At the end of January this year I went to the Art & History Museum in Brussels where I had the privilege to visit the archives of the Institut belge des hautes études chinoises and got access to copies of Chinese student dossiers. The dossiers in question were produced in the late 1920s and early 1930s, around the time that the Boxer Indemnities scholarship program was formally established between China and Belgium.(1) The files are mostly forms filled in by Chinese students who were residing in Belgium at the time or had just arrived. The documents are either part of the application for the Boxer scholarship or part of registration upon arrival.

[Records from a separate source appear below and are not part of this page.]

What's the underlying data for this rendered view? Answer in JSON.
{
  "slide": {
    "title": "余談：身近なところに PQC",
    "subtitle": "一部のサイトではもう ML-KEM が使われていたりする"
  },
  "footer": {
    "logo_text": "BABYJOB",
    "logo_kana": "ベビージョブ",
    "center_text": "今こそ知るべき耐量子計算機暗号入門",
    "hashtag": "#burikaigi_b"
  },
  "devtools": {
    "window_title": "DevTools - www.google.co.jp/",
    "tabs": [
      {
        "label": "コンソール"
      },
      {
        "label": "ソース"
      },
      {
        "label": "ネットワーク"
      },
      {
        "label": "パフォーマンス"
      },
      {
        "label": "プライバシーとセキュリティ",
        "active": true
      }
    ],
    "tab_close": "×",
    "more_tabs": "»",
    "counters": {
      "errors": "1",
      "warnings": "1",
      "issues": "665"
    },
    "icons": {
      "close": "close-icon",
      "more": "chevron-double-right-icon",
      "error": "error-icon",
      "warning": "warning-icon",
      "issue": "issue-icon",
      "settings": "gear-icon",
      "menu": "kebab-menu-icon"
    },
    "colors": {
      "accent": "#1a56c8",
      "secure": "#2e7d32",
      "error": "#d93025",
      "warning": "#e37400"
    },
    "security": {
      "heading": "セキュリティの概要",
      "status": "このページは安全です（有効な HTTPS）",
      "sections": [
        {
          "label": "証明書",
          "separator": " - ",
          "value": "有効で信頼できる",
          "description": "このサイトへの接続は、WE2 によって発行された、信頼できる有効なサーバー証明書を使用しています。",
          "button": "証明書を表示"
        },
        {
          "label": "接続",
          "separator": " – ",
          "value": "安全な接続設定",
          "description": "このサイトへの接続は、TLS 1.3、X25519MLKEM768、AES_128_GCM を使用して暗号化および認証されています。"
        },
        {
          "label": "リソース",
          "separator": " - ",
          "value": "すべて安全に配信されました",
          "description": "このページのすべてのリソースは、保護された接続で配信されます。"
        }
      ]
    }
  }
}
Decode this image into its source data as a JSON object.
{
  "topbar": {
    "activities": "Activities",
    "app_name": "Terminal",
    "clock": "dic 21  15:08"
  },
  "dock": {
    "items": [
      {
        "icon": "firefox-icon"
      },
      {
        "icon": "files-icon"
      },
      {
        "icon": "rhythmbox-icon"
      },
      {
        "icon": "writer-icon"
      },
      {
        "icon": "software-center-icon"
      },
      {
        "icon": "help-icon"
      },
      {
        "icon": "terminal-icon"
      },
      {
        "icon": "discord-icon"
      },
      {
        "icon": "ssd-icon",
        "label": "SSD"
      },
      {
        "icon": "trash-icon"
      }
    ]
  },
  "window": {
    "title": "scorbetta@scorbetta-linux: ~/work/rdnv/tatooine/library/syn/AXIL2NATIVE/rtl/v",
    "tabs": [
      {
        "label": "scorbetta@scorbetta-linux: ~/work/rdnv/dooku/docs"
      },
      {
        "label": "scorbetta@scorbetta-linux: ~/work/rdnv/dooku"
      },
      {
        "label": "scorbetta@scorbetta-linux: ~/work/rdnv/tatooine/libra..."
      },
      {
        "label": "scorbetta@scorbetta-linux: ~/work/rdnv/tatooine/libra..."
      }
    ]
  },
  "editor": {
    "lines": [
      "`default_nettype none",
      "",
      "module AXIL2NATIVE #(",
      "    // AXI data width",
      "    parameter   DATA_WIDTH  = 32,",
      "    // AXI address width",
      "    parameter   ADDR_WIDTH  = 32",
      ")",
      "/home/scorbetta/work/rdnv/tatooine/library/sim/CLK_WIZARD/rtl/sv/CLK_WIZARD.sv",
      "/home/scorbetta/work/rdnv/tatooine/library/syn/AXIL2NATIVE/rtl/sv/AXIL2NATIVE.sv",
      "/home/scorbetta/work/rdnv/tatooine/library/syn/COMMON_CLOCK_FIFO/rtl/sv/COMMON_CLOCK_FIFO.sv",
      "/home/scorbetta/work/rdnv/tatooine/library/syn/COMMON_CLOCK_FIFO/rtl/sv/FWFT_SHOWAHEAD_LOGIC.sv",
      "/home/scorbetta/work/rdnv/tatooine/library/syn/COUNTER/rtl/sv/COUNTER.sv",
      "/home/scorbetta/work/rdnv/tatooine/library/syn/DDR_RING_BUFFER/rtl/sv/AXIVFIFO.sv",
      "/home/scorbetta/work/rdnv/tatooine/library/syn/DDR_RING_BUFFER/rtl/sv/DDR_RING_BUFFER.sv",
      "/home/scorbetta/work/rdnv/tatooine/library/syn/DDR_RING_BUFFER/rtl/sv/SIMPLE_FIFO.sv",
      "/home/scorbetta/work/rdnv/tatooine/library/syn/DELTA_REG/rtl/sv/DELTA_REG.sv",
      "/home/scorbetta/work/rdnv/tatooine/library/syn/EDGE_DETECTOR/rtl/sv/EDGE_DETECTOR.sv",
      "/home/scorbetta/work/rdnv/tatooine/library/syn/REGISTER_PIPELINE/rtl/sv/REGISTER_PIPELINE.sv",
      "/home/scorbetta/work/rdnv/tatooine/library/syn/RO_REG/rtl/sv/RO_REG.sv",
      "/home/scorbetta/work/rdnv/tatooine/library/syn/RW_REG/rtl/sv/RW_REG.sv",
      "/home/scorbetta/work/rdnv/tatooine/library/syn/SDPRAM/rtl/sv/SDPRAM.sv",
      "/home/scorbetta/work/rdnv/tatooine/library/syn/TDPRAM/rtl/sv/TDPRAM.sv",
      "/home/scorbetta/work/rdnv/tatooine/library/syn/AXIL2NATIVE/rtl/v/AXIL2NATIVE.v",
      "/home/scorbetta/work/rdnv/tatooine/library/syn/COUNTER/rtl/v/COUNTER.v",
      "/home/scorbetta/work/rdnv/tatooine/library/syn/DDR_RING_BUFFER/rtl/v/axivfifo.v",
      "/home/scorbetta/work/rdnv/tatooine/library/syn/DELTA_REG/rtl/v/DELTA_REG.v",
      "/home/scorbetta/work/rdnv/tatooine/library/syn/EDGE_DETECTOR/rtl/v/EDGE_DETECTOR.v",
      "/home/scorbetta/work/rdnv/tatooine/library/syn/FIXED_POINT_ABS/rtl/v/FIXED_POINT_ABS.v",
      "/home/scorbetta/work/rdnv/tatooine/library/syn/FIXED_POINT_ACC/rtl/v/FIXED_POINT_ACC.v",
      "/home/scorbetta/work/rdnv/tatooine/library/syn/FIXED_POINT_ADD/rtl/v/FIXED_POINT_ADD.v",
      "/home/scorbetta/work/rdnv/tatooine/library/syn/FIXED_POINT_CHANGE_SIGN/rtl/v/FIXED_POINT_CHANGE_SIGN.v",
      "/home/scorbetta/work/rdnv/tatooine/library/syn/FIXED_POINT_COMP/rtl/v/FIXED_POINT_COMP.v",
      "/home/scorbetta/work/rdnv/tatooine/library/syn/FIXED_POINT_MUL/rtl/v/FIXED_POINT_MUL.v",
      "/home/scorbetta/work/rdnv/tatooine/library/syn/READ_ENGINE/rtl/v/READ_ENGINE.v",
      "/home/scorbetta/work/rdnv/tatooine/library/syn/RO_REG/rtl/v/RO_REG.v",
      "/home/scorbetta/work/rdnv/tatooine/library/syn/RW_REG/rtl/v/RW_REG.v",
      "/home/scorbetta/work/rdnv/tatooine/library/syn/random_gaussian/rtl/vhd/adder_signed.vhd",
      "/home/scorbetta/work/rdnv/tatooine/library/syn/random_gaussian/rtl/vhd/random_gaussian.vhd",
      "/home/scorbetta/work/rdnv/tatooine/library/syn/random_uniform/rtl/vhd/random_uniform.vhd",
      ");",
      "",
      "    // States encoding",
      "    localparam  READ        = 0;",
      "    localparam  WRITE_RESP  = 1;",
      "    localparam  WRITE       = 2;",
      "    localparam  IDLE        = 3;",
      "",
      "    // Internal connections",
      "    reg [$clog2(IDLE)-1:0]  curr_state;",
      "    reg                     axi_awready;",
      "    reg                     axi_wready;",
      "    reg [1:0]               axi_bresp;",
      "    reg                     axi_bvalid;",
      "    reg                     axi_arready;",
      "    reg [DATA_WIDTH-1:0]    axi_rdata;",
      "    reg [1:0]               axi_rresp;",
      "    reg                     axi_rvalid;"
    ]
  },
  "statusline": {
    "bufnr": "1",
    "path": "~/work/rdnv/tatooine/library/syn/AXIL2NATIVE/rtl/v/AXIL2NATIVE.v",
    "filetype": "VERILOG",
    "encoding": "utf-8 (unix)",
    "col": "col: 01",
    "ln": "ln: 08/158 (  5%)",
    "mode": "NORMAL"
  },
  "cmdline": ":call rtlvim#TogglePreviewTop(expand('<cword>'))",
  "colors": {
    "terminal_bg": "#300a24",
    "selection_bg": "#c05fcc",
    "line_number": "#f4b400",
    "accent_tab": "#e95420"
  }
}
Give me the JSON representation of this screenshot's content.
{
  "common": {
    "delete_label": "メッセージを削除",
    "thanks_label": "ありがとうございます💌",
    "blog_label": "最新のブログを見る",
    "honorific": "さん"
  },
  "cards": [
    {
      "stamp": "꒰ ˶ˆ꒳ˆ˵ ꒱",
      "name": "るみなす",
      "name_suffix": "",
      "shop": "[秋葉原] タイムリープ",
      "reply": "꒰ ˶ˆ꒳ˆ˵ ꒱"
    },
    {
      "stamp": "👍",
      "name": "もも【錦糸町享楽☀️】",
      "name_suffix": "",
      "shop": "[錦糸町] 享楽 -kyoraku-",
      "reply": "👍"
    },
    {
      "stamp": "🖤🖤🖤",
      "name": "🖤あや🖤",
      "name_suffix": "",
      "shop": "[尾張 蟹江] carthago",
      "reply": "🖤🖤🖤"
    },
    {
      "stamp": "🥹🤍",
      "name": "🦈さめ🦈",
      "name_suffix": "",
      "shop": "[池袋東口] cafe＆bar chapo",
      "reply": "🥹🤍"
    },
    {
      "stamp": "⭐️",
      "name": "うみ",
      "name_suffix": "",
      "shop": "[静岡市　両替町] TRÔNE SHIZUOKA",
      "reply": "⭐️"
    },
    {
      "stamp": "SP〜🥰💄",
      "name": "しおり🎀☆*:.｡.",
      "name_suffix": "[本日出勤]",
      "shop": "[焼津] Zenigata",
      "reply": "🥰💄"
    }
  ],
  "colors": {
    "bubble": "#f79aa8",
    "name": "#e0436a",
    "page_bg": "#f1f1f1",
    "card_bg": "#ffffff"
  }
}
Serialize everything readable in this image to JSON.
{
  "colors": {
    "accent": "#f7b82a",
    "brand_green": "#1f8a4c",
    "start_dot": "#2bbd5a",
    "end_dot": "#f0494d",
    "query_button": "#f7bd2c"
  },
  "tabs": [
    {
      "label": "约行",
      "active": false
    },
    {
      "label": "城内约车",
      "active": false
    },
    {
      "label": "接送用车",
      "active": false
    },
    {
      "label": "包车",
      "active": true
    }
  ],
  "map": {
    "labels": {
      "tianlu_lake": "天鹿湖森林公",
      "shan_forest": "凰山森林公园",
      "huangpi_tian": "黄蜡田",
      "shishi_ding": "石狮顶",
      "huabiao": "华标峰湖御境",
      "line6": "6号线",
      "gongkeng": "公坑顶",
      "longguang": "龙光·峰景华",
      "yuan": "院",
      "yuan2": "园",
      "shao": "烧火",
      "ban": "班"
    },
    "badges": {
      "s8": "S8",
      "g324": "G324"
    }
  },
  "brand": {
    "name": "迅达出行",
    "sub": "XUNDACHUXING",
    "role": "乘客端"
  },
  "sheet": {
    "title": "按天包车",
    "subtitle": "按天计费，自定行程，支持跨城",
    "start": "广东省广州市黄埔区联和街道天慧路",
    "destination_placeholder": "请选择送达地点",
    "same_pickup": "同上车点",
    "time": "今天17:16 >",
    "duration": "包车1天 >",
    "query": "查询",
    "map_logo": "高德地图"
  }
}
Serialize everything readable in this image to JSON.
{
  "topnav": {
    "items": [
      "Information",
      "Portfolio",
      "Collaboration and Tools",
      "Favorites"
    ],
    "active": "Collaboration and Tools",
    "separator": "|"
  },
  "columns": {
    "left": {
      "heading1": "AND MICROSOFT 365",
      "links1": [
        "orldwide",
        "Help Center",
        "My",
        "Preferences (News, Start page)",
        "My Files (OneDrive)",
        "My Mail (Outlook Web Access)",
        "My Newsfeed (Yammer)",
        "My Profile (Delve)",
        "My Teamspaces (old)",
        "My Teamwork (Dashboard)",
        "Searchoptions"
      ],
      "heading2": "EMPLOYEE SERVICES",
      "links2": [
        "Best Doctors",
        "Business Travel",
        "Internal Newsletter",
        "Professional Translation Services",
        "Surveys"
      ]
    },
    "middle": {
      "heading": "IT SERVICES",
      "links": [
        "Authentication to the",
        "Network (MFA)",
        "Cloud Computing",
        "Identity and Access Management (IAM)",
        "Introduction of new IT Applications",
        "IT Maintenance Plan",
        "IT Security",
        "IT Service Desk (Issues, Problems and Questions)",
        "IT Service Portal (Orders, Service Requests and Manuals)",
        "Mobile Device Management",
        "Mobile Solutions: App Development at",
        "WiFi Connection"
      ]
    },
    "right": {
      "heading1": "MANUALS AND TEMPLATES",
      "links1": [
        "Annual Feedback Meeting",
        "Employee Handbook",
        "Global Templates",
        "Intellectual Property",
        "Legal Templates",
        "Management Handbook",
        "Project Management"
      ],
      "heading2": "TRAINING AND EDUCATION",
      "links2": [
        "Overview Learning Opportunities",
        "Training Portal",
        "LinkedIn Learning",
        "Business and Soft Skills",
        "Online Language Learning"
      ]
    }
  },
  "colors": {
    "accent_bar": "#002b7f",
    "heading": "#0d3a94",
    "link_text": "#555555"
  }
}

After carefully sorting the photo copies, I came to a unique total of 183 Chinese student dossiers. Even though the archival material does not cover all students in the 1930s, the collection of forms is still very informative for two main things:
1) The documents provide information on Chinese students who are poorly documented in my dataset, especially those who came to Belgium in the mid-1920s without any governmental papertrail and a few Chinese born into transnational families.
2) The forms capture the beginning stage of organizing the Boxer Indemnities scholarship program. Let me explain: Some of the questions that I care about in my research on Chinese student migration to Belgium are: What drives educational exchanges that cross borders? Who organizes them? Who moves to participate in them? And, what does it mean to participate in these exchanges, at the time and in the long run? The Sino-Belgian Boxer scholarship program is a good case to explore these questions, and what the forms in the archives can potentially offer is 1/giving clues about what the transnational organisations of the scholarship program assume and value in a Chinese candidate over the course of at least the first years (i.e. through the questions formulated in the form of different years) and 2/ providing data for analyzing the typical profile of who got accepted into the program and (more interesting) the profile of who didn't. Of course, the last potential area of using the material is uncertain because archives are still the remains of the past, they are not there to present the whole story, which means that there is no guarantee that these dossiers are complete or representative enough to enable a meaningful analysis without too much contextual skewing or distortion.
In sum, the visit of the Institut belge des hautes études chinoises has been very fruitful in terms of materials and ideas, and, I hope this post gives an idea about what my working process is like at the early stage of the project.
Thank you for taking the time and write you soon.
Nora
(1) I dedicate a post to this topic one day.